パンの普及
漢字にすると麺麭。
パンの話である。パンが日本に伝わったのは1543年、安土桃山時代だそうだが、実際に日本全域にパンという食物が普及するのはもっと後のことであった。
1549年。天文18年のことである。当時の長崎県に、現在でいうところの料理研究家がおったそうな。名を琴田宗徳という。
世間ではフランシスコ.ザビエルというカトリック教会の司祭が日本へ渡ってきた時期である。いきなり日本へ布教をしにきたわけではなく、インドで布教をしたる後、日本へ渡ってきのである。いわば布教の行脚である。
さて、サビエルの話ではない。パンの話である。その料理研究家の宗徳のところにもパンというものが回ってきた。
パン。見慣れぬものが入ってきたものだ。どうして食ったものか。さて、宗徳の思案のしどころである。
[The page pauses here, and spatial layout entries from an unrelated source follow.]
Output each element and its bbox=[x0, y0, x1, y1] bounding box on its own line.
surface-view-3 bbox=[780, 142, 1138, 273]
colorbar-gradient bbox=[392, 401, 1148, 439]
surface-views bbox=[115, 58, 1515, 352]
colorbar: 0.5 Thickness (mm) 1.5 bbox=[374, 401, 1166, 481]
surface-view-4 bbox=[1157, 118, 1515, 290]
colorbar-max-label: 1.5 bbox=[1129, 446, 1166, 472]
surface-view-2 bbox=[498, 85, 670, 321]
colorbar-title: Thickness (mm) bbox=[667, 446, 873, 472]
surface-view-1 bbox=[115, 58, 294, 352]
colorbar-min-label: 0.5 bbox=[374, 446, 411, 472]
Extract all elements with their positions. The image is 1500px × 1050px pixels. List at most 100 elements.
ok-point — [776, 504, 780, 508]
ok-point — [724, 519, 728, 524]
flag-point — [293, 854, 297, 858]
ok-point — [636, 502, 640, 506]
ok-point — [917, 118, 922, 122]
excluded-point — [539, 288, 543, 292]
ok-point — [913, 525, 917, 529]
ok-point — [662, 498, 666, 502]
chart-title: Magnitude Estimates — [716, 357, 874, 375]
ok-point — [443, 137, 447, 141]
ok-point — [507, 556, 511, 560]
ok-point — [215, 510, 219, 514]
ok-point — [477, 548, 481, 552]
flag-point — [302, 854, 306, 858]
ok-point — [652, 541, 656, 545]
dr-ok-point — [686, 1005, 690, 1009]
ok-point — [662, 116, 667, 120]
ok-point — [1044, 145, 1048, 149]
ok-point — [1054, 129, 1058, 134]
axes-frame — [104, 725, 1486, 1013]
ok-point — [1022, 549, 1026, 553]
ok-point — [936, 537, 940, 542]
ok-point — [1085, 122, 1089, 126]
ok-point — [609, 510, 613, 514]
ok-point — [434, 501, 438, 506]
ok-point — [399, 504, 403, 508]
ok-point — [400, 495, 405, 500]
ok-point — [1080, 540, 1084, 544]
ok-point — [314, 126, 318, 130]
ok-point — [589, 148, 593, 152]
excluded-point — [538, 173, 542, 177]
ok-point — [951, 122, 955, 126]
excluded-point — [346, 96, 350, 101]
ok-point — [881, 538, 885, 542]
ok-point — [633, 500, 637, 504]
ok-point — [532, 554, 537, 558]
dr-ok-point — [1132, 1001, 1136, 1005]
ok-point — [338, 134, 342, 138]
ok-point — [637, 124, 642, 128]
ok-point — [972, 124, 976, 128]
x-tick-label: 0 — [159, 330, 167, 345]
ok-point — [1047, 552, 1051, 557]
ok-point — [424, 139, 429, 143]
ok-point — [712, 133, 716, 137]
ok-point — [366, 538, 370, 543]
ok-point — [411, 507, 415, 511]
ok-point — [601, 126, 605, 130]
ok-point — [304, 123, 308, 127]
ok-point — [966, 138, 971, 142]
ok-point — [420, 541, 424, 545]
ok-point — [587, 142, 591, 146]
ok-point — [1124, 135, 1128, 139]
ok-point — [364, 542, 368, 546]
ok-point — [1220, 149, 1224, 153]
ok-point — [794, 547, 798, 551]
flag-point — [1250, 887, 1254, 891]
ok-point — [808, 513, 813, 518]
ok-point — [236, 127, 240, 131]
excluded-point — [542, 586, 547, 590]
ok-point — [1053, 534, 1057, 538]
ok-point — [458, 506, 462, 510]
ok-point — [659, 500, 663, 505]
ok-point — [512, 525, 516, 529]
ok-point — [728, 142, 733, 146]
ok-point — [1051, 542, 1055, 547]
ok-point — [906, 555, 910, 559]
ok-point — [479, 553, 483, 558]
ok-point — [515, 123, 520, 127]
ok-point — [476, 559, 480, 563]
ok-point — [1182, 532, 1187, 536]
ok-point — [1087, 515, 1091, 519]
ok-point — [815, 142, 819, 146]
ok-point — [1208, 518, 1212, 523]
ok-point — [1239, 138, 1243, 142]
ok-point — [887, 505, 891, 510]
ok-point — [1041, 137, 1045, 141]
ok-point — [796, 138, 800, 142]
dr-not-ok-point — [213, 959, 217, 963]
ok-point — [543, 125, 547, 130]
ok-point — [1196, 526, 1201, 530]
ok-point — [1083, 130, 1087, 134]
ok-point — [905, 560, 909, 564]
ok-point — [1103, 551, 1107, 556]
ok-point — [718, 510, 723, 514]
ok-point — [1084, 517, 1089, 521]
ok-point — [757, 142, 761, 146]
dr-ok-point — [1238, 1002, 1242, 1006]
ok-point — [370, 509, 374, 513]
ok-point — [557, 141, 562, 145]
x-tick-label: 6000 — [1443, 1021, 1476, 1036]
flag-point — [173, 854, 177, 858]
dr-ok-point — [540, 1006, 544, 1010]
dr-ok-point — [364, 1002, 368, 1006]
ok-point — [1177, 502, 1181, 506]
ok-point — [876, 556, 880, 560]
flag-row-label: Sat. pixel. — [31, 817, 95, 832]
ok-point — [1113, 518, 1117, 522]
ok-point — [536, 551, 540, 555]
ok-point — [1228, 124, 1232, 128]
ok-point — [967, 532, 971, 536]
宗徳は自分が食した様々な物について、後世に残す文献として、大体このように書いていた。
パンというもの、ふかふかとして餅にも似ておる。そのまま食しても味はほのかに甘味あるばかりで物足りぬ。西洋人は何をつけて食っておるのか。味噌を塗ってみたが、どうもいただけない。どうやら西洋人はこのパンにバタというものを塗っておるらしい。これは牛の乳からつくるというものだが、見当がつかぬ。そこで迂生なりにパンの食い方を考えてみた。醤油と出汁にこのパンを浸し、炭火で良い頃合いまで焼く。カリカリとなったパンの上から蜂蜜をかけて食す。これは上等な菓子のようでうまい。
といった具合である。宗徳は、近所に住む者にもこのパンの調理法を教え、なかなかの評判であったようである。惜しむらくはこの菓子、日本に広まることなく姿を消した。
しかし、この料理がそのまま後世に残らなかったのは宗徳としては無念であろう。しかし、料理研究家が発明した奇妙な料理が消滅することは少なくない。
これは流行らぬだろうな、と自らが作ったパン料理を齧りながら、薄々勘付いていた宗徳であった。